Une dramatique opération de déliement et ensuite de séparation de la sève ancestrale a été orchestrée depuis des décennies et cela a rendu le corps social incapable de donner un sens aux nouveaux défis de la modernité. Des nouveaux pouvoirs sont apparus, religieux, politiques et économiques, qui ont tenté de combler le vide crée par l’abandon des liens sociaux et des symboles hérités des cultures. Les nombreuses dictatures que nous voyons ont été une directe conséquence des nouveaux pouvoirs qui les ont utilisées pour leurs finalités. L’économie et la politique se sont rapidement armées, avec les aventures coloniales avant et post coloniales par la suite. La logique de la violence, elle, n’a pas changé, se sont seulement perfectionnées les armes et adaptées les drapeaux. Les Programmes d’Ajustement Structurel, véritables plans de démantèlement de toute tentative égalitaire de distribution du pouvoir, ont contribué à donner formes locales au système de prédation globale. C’est alors que le monstre néolibéral de transformation en marchandise de toute réalité utile, a montré sa féroce et cruauté. Les groupes armés terroriste ne sont que le miroir, à peine déformé, de la même image et la même logique marchande. L’écoute du sable, de son cri silencieux et de sa fragile sagesse est le chemin à suivre.
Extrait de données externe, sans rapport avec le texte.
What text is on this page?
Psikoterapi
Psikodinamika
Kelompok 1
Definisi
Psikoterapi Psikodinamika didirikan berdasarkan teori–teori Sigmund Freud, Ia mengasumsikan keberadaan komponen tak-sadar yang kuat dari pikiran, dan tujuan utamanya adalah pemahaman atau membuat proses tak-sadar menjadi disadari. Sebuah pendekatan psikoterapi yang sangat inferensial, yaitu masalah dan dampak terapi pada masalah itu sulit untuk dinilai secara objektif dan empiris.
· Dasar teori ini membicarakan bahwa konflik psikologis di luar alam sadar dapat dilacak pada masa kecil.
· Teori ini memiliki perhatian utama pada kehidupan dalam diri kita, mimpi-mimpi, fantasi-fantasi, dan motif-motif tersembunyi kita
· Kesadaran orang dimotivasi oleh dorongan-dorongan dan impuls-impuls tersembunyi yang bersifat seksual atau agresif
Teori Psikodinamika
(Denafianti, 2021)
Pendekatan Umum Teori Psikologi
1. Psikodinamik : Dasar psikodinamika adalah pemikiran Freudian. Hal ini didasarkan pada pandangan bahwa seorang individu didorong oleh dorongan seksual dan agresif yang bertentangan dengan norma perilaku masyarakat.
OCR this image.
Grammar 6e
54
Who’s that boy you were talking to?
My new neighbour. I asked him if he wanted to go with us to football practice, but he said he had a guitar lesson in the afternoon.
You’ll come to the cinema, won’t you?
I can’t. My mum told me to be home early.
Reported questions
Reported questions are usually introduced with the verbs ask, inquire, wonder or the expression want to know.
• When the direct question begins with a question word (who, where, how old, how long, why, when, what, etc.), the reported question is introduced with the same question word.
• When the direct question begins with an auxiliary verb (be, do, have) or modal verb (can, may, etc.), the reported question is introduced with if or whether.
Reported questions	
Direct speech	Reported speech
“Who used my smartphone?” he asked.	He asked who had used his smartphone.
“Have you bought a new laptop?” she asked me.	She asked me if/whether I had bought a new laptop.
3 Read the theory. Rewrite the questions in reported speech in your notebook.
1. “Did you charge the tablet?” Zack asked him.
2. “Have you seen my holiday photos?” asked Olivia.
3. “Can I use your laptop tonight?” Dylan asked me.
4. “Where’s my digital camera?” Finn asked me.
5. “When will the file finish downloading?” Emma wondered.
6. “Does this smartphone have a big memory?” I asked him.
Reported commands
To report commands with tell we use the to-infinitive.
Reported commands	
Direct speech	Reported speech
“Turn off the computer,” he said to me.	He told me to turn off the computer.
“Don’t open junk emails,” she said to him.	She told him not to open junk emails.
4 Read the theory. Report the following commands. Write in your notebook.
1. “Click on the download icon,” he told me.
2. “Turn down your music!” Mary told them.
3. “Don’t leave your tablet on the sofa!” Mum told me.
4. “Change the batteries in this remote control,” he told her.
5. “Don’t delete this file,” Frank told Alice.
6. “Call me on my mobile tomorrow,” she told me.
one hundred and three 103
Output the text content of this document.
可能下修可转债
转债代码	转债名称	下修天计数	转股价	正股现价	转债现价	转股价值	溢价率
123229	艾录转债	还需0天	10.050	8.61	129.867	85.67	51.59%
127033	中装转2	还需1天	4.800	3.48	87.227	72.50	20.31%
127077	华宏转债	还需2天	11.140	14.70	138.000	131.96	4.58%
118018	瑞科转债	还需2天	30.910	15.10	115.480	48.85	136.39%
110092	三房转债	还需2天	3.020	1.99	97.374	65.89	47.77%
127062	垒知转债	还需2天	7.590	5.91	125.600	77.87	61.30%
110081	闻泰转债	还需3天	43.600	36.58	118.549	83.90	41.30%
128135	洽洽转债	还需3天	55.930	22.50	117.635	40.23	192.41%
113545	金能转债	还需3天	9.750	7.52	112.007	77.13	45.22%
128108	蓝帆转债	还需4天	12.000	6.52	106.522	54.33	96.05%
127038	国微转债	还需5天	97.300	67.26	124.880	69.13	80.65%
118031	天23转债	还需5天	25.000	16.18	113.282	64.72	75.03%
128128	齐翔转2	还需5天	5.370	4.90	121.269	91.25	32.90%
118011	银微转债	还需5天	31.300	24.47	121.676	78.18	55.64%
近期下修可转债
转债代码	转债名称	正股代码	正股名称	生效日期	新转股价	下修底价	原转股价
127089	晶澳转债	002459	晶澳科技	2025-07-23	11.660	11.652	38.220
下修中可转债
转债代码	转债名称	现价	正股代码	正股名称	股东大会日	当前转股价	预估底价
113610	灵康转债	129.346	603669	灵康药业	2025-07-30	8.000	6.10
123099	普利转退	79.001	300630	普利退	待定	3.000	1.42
Le sable confesserait les choses dont personne n’aime plus sentir parler. Que le salut n’arrivera ni des drones armés ni de sophistiquées stratégies militaires qui n’ont plus la confiance de personne. Le ventre de la terre a été violé, creusé, exploité et finalement rendu stérile par les marchands. Les dessinateurs de sable l’avaient prédit dans leurs géomantiques prophéties et ils n’ont pas été crus. Ils avaient soupçonné le malheur qui allait s’abattre dans le monde quand le sang et la sueur s’étaient mélangés pour en faire des esclaves. Qui tentait de se rebeller à ce destin aveugle en essayant d’aller ailleurs, venait poursuivi, persécuté et finalement détenu jusqu’à ce qu’il allât changer son idée et décidait de rebrousser chemin. Le sable confesserait que tout et surtout les humains sont engendrés par lui et que, un jour qui est déjà écrit, ils comprendront. Ce fut l’oubli de cette origine commune et de cette même destinée qui a provoqué la grande aliénation dont nous accusons aujourd’hui les néfaste conséquences. Toutefois le sable sait pardonner et embrasser ses créatures lorsqu’elles retournent à lui.